By Lynda V. Mapes Seattle Times environment reporter
After police used water cannons and tear gas on protesters in North Dakota, more than two dozen Washington tribes have written President Obama, urging that he stop construction and reroute the Dakota Access Pipeline.
Twenty-eight tribal leaders in Washington state have written President Obama insisting he stop and reroute the Dakota Access Pipeline, following a night of violence in North Dakota in which police used a water cannon, rubber bullets and tear gas against pipeline protesters.
Declaring their solidarity with the Standing Rock Sioux Tribe, the tribal chairs wrote, “We support their call to deny the easement of the Dakota Access Pipeline and to reroute the pipeline away from tribal lands, waters and sacred places.”

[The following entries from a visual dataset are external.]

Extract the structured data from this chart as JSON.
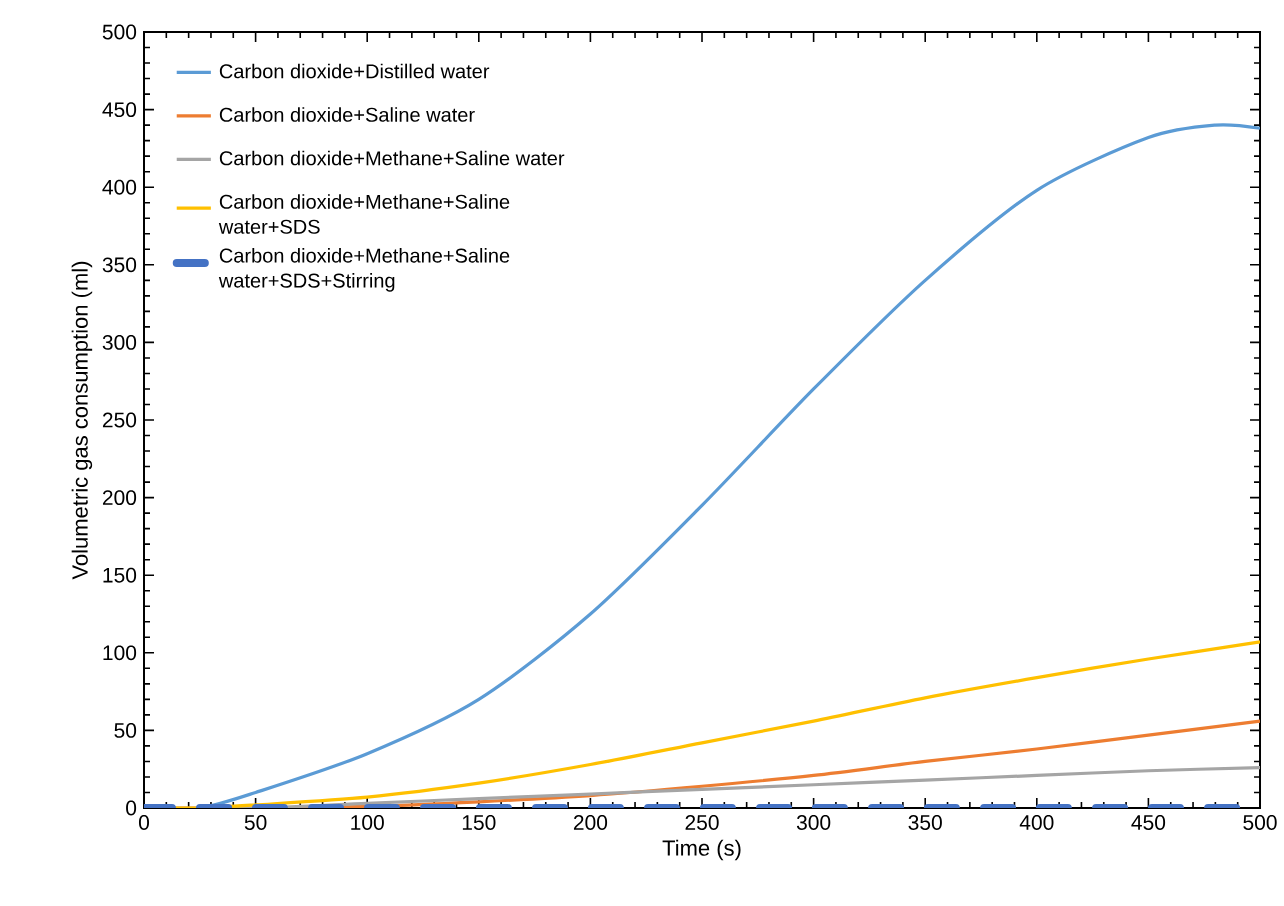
{
  "chart_data": {
    "type": "line",
    "xlabel": "Time (s)",
    "ylabel": "Volumetric gas consumption (ml)",
    "xlim": [
      0,
      500
    ],
    "ylim": [
      0,
      500
    ],
    "xticks": [
      0,
      50,
      100,
      150,
      200,
      250,
      300,
      350,
      400,
      450,
      500
    ],
    "yticks": [
      0,
      50,
      100,
      150,
      200,
      250,
      300,
      350,
      400,
      450,
      500
    ],
    "legend": "top left",
    "grid": false,
    "marker": "none",
    "series": [
      {
        "name": "Carbon dioxide+Distilled water",
        "color": "#5b9bd5",
        "x": [
          0,
          25,
          50,
          100,
          150,
          200,
          250,
          300,
          350,
          400,
          450,
          480,
          500
        ],
        "values": [
          0,
          0,
          10,
          35,
          70,
          125,
          195,
          270,
          340,
          398,
          432,
          440,
          438
        ]
      },
      {
        "name": "Carbon dioxide+Saline water",
        "color": "#ed7d31",
        "x": [
          0,
          50,
          100,
          150,
          200,
          250,
          300,
          350,
          400,
          450,
          500
        ],
        "values": [
          0,
          0,
          1,
          4,
          8,
          14,
          21,
          30,
          38,
          47,
          56
        ]
      },
      {
        "name": "Carbon dioxide+Methane+Saline water",
        "color": "#a5a5a5",
        "x": [
          0,
          50,
          100,
          150,
          200,
          250,
          300,
          350,
          400,
          450,
          500
        ],
        "values": [
          0,
          0,
          3,
          6,
          9,
          12,
          15,
          18,
          21,
          24,
          26
        ]
      },
      {
        "name": "Carbon dioxide+Methane+Saline water+SDS",
        "color": "#ffc000",
        "x": [
          0,
          25,
          50,
          100,
          150,
          200,
          250,
          300,
          350,
          400,
          450,
          500
        ],
        "values": [
          0,
          0,
          2,
          7,
          16,
          28,
          42,
          56,
          71,
          84,
          96,
          107
        ]
      },
      {
        "name": "Carbon dioxide+Methane+Saline water+SDS+Stirring",
        "color": "#4472c4",
        "line_style": "dashed",
        "x": [
          0,
          50,
          100,
          150,
          200,
          250,
          300,
          350,
          400,
          450,
          500
        ],
        "values": [
          0,
          0,
          0,
          0,
          0,
          0,
          0,
          0,
          0,
          0,
          0
        ]
      }
    ]
  }
}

Tribal leaders also said they were outraged at the tactics used by police against demonstrators, especially the water cannon deployed in subfreezing weather.
“Industry and their goons and their so-called peacekeepers are taking it to the next level,” said Brian Cladoosby, chairman of the Swinomish Indian Tribal Community. “I have seen in the last two days some very serious, almost crimes against humanity against citizens. They are going a step too far in enforcing the law, using water cannons during freezing temperatures, tear gas and rubber bullets.”
Some 167 people were treated for injuries, including one elder who was revived from cardiac arrest by medics administering CPR, said Angela Bivens, a volunteer attorney working at Standing Rock with the National Lawyers Guild. Up to 20 people were injured severely enough to be taken to Bismarck, N.D., hospitals, Bivens said.